The forthcoming review of primary Sats testing needs to radically change the system or unions could boycott the 2012 exams, they claimed this week.
Russell Hobby, general secretary of heads' union the NAHT, said that if the Bew review - due in June - did not result in substantial "movement" in the system they would considered a ballot on a boycott.
At a launch of a joint union position statement on primary testing, Mr Hobby said: "If there's no movement in the system that puts us exactly where we were this year (in September 2010). Our members expect 2011 to be the last year of the regime."
But he added that he "had faith" in the review process and believed it had the potential to produce the changes unions are demanding.
The panel selected to carry out the review includes a number of primary heads, something the NAHT insisted on before accepting it in return for calling off a boycott in 2011.
The review will report just as the pilot of a national reading test for six-year-olds is launched.

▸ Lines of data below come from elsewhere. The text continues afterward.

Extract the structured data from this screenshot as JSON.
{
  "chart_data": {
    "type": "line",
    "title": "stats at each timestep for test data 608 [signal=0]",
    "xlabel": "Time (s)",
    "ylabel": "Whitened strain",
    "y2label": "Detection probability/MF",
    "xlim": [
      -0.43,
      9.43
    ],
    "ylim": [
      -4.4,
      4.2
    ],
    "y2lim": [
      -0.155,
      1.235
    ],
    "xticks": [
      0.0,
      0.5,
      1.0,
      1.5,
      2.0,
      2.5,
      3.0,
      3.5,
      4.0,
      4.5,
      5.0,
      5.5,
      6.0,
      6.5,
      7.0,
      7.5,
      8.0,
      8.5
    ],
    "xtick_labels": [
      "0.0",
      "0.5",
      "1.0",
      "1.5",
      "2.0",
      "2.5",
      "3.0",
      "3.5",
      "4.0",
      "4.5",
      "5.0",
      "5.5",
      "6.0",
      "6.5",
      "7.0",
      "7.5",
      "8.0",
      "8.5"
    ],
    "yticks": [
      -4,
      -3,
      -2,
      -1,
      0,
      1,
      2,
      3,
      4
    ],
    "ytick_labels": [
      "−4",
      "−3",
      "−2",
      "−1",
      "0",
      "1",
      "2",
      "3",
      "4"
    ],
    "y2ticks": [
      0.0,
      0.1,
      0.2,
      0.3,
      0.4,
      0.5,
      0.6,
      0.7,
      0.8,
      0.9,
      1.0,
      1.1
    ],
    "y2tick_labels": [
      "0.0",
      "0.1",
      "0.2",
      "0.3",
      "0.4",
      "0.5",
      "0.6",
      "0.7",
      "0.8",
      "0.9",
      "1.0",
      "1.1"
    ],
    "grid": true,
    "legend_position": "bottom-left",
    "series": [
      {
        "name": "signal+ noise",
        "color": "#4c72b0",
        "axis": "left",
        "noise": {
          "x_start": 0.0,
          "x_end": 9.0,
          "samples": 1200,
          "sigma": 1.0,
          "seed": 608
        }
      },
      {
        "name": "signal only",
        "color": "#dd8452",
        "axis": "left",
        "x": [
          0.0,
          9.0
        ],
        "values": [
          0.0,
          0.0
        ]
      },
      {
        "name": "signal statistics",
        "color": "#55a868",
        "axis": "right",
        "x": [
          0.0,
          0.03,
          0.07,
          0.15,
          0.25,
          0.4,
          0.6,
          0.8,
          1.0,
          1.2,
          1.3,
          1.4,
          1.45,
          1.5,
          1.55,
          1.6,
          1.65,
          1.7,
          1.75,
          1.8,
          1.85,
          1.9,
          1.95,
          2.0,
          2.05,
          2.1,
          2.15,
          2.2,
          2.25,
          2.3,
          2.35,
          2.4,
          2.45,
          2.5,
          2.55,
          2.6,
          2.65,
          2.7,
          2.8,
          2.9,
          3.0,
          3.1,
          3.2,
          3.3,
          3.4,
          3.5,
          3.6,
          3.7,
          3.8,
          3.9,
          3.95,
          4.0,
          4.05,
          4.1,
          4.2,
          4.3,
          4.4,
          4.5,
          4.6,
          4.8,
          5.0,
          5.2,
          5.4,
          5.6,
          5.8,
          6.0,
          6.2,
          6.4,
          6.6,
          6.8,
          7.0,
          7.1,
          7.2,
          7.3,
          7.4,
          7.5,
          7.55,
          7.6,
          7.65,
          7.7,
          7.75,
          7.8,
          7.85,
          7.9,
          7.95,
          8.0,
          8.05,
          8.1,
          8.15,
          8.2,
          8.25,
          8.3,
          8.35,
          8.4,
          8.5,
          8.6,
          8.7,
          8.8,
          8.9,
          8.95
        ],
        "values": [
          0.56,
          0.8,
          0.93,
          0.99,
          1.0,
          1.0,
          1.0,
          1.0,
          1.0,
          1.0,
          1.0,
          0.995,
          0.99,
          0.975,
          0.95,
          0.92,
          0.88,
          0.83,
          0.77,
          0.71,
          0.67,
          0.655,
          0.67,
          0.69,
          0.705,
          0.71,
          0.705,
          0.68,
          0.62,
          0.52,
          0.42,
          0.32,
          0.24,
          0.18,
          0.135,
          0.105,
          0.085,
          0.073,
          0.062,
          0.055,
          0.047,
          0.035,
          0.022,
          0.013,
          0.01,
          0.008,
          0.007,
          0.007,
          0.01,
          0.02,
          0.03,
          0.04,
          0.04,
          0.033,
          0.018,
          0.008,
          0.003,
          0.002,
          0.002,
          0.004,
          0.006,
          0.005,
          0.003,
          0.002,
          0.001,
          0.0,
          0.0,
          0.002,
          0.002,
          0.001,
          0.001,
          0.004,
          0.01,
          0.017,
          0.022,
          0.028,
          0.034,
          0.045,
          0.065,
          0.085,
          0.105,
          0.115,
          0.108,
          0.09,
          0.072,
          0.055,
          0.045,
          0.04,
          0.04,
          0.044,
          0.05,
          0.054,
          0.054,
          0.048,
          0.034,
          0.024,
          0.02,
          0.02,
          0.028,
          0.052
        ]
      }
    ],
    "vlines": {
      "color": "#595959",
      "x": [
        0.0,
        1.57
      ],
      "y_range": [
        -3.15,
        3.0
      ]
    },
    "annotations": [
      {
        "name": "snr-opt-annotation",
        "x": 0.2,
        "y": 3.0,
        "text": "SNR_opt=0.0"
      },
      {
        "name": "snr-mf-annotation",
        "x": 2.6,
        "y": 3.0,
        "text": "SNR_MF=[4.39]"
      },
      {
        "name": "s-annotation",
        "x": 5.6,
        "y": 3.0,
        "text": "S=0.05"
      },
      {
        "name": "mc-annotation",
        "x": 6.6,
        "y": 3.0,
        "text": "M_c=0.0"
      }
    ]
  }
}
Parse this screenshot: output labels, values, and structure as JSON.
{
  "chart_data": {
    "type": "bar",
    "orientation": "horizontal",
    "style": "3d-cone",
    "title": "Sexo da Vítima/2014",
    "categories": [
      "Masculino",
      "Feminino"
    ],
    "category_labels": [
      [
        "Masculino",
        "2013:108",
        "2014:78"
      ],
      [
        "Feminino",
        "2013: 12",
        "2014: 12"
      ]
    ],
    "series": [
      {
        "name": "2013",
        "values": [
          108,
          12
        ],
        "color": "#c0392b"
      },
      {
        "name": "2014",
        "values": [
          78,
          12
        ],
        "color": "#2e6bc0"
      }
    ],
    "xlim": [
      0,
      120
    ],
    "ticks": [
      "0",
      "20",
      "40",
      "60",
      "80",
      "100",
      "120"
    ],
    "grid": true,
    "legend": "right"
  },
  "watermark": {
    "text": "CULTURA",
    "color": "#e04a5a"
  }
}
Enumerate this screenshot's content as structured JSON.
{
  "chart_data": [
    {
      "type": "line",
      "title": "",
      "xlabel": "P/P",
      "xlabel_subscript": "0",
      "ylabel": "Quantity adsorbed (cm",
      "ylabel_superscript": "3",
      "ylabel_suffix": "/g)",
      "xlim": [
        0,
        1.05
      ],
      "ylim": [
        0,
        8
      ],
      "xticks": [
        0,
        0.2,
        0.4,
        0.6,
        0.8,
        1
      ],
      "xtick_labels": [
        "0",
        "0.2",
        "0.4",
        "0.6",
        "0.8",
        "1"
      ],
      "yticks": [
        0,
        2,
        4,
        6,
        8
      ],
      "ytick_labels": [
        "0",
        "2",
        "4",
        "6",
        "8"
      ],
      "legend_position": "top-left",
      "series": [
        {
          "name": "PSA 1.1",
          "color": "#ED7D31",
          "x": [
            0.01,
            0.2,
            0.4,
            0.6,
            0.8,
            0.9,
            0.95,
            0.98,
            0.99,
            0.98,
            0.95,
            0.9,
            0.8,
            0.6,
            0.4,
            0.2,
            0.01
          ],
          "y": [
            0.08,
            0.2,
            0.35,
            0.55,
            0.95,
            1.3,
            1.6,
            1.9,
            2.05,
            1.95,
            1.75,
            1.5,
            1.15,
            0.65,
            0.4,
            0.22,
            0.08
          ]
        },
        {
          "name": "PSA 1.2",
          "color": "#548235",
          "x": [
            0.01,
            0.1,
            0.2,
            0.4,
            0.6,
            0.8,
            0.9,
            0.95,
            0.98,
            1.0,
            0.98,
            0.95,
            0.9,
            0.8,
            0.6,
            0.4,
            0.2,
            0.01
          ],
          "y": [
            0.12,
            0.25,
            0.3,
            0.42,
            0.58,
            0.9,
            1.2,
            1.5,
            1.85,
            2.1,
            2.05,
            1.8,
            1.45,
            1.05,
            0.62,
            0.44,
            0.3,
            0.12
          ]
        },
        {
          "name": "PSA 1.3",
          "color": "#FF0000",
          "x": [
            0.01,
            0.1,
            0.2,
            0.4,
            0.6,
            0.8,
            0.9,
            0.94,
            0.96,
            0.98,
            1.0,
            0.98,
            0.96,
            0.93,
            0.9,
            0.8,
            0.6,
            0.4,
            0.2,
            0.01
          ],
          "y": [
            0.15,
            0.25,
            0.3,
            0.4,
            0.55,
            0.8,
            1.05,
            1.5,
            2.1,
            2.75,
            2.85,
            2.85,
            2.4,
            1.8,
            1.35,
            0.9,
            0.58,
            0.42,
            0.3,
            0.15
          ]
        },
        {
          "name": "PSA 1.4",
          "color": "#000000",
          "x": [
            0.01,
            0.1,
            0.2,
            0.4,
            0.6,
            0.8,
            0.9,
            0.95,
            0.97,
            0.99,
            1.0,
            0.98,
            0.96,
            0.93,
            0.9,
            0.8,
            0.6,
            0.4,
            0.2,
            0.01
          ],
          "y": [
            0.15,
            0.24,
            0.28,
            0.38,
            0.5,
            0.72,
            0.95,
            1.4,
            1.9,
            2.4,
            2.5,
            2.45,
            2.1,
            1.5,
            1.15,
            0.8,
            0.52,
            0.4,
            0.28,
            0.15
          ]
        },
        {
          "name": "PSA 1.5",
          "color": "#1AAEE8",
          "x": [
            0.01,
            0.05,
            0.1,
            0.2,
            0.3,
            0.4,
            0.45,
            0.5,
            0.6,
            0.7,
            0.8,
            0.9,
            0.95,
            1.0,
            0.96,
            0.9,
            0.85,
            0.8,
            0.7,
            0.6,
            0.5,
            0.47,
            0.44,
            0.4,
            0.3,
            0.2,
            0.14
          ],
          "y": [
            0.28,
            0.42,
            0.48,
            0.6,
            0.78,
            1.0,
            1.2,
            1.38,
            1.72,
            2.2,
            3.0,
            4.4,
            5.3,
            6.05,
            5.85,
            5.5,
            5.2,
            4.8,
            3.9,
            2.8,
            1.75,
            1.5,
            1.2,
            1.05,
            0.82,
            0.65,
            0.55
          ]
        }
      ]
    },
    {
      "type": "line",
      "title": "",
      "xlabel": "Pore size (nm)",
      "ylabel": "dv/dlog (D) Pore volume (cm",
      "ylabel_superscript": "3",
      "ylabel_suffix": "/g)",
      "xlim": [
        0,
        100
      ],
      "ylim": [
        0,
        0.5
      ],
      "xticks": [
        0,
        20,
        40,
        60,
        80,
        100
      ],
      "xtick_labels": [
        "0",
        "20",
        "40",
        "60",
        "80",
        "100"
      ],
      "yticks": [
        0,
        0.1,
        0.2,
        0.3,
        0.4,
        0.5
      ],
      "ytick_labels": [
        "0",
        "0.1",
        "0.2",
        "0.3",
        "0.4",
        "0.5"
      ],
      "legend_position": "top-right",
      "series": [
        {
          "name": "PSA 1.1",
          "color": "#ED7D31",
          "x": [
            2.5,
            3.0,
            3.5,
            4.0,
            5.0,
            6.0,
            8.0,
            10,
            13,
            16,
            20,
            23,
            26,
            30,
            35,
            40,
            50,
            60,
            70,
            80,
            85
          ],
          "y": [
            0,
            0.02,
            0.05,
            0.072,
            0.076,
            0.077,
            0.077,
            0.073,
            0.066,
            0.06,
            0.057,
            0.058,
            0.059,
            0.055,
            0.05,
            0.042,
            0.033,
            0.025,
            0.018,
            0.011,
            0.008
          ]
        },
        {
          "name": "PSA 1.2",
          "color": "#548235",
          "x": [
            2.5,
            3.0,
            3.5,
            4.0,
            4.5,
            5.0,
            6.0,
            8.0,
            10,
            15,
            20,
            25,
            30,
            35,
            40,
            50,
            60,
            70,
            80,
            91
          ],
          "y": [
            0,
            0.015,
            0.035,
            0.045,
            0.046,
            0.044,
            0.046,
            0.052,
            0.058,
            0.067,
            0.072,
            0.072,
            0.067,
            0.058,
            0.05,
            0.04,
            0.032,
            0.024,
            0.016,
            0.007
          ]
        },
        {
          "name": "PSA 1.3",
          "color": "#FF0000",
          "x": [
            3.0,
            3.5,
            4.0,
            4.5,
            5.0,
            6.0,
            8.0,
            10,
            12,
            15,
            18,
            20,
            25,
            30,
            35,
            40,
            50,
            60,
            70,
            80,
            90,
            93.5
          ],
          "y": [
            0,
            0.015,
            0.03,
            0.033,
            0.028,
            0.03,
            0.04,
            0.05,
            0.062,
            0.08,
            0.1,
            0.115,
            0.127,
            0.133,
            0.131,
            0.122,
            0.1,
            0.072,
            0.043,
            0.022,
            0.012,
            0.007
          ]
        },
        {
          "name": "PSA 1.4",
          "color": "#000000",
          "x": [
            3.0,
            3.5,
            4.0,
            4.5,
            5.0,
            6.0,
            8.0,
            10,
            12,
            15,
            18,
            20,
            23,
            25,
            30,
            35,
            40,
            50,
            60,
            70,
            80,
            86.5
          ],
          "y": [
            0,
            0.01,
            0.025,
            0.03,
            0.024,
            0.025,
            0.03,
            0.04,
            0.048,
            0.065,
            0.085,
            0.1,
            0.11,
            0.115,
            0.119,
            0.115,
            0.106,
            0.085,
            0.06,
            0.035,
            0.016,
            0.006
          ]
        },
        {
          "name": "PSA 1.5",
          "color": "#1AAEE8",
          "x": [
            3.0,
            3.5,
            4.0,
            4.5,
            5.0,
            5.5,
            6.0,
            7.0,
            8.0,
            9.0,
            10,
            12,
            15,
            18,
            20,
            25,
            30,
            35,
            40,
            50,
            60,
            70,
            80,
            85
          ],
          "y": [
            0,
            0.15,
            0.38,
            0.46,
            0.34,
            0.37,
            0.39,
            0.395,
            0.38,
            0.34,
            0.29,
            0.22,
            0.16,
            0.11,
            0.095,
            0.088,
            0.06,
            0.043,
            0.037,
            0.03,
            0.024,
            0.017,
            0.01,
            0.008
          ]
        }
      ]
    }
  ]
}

Mary Bousted, general secretary of education union ATL, which did not boycott Sats last year, said her union "would have to reconsider its position" if the review did not result in change. "Anything other than a radical revision will be greeted with contempt," she added.
Ms Bousted said that even the former Labour schools minister Jim Knight had admitted the current testing regime had been pushed as far as it could go. "This government has a huge incentive to make the required changes to ratchet up educational standards again."
Kevin Courtney, deputy general secretary of the NUT, also refused to rule out considering a boycott should the review, or the Government's reaction to the review, be disappointing.
The three leaders spoke out as they launched their document Common Ground on Assessment and Accountability in Primary Schools, which calls for an end to league tables, and for a system of externally moderated teacher assessment coupled with national sampling to be introduced.